3.5 Association analysis of tagSNPs and IS incidence risk in cohort study
Over an average follow-up of 11.54 years, 314 of the 4098 (7.78%) participants had an incident stroke. The rs3741211, rs10770125, and rs2585 variants were not significantly associated with the incidence risk of IS, even after adjusting for covariates [Adjusted HRs (95%CIs) for the dominant model were 0.837(0.668-1.049), 0.868(0.697-1.082), and 0.876(0.695-1.104)] (Supplementary Tables 7 and 8). Further stratification analysis did not reveal any significant associations (Supplementary Tables 9 and 10).
3.6 Association analyses of tagSNPs and the long-term death risk after IS
Carriers of the GG genotype for IGF2 rs10770125 exhibited a significantly higher risk of HS, with an adjusted HR (95% CI) of 2.035 (1.038-3.990) in the recessive model (Supplementary Tables 11 and 12). Conversely, rs3741211 AG/GG carriers had a lower risk of stroke death compared to AA carriers, with an adjusted HR (95% CI) of 0.744 (0.559-0.990) in the dominant model (Supplementary Table 12).
3.7 Comparison of IGF2 mRNA expression level between IS cases and controls
The mRNA expression level of IGF2 was found to be significantly lower in IS patients compared to healthy controls (0.665 vs. 0.898, FC = 0.740, P = 0.002). Additionally, within the IS subtypes, LAA (0.668 vs. 0.898, FC = 0.744, P = 0.022) and SAA (0.673 vs. 0.898, FC = 0.750, P = 0.007) showed lower IGF2 mRNA expression levels when compared to the control group (Fig.2).
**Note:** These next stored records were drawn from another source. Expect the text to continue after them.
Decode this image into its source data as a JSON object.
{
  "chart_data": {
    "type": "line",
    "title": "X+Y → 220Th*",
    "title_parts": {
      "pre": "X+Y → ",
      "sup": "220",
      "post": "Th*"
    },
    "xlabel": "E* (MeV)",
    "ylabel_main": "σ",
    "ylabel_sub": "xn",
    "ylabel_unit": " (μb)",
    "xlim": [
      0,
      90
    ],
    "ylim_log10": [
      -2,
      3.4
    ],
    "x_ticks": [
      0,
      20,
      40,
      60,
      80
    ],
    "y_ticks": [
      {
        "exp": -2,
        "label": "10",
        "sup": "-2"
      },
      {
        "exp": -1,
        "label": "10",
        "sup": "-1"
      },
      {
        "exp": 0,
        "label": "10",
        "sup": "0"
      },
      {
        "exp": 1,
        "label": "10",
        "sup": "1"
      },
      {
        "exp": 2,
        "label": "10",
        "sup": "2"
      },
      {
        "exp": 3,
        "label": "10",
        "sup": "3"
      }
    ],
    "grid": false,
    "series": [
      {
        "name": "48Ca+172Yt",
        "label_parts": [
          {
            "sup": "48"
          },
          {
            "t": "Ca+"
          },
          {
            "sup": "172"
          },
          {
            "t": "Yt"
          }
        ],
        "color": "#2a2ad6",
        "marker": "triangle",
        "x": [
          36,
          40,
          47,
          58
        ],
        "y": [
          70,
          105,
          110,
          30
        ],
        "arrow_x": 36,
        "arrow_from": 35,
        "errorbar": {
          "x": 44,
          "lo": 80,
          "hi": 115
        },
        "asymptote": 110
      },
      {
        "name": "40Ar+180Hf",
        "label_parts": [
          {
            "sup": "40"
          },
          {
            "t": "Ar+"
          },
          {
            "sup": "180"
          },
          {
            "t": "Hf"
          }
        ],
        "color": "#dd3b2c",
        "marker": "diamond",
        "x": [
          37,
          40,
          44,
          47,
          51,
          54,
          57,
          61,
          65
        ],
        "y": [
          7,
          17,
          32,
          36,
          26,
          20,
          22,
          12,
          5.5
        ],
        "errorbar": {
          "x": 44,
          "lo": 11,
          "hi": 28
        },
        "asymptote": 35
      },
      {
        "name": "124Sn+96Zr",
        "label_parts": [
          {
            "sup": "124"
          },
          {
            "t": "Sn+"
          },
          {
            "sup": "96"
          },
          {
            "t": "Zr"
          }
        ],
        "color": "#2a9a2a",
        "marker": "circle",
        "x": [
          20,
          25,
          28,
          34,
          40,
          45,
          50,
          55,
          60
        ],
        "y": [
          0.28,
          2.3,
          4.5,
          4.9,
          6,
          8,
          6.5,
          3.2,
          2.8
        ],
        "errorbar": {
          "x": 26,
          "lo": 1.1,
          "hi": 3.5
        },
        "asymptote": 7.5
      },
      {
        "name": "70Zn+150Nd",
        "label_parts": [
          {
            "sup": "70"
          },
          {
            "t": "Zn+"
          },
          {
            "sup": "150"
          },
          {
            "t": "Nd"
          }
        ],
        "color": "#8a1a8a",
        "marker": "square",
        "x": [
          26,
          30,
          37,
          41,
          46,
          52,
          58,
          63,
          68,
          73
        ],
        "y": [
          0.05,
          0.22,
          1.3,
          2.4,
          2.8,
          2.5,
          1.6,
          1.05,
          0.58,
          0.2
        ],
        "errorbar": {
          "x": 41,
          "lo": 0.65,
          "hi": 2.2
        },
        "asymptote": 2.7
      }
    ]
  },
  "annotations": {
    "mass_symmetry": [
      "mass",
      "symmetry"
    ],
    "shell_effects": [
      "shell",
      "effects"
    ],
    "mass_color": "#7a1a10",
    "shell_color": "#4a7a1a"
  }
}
Significant differences in IGF2 mRNA expression levels were observed among the rs3741211 AA, AG, and GG genotypes in the IS group (P = 0.004) (Fig.3). Additionally, significant differences in IGF2 mRNA expression levels were observed among rs10770125 and rs2585 genotypes in both the control and IS groups (all P values < 0.05). Furthermore, IGF2 mRNA expression tended to increase with the rs3741211 (A > G), rs10770125 (A > G), and rs2585 (T > C) variants in the IS group (P trends were 0.040, 0.001, and < 0.001, respectively) (Supplementary Table 13).
3.8 RCS analysis of IGF2 mRNA expression level with IS
We used RCS to flexibly model and visualize the correlation between IGF2 mRNA expression level and the risk of IS. The risk of IS exhibited a gradual decrease in correlation with the increase in IGF2 mRNA expression levels, until it reached the median value of 0.769, beyond which the risk appeared to stabilize (Pnonlinear = 0.015) (Fig.4).
3.9 Correlation analysis of IGF2 mRNA expression level with NIHSS score and mRS score
Spearman correlation analysis revealed a consistent negative correlation between IGF2 mRNA expression and NIHSS scores in IS cases at 1 month (r = -0.197, P = 0.017), 3 months (r = -0.199, P = 0.016), and 6 months (r = -0.191, P = 0.022) after discharge (Fig.5). Furthermore, a significant negative correlation was observed between IGF2 mRNA expression and mRS scores in IS cases at both 3 months (r = -0.172, P = 0.038) and 6 months (r = -0.163, P = 0.049) after discharge (Fig.5).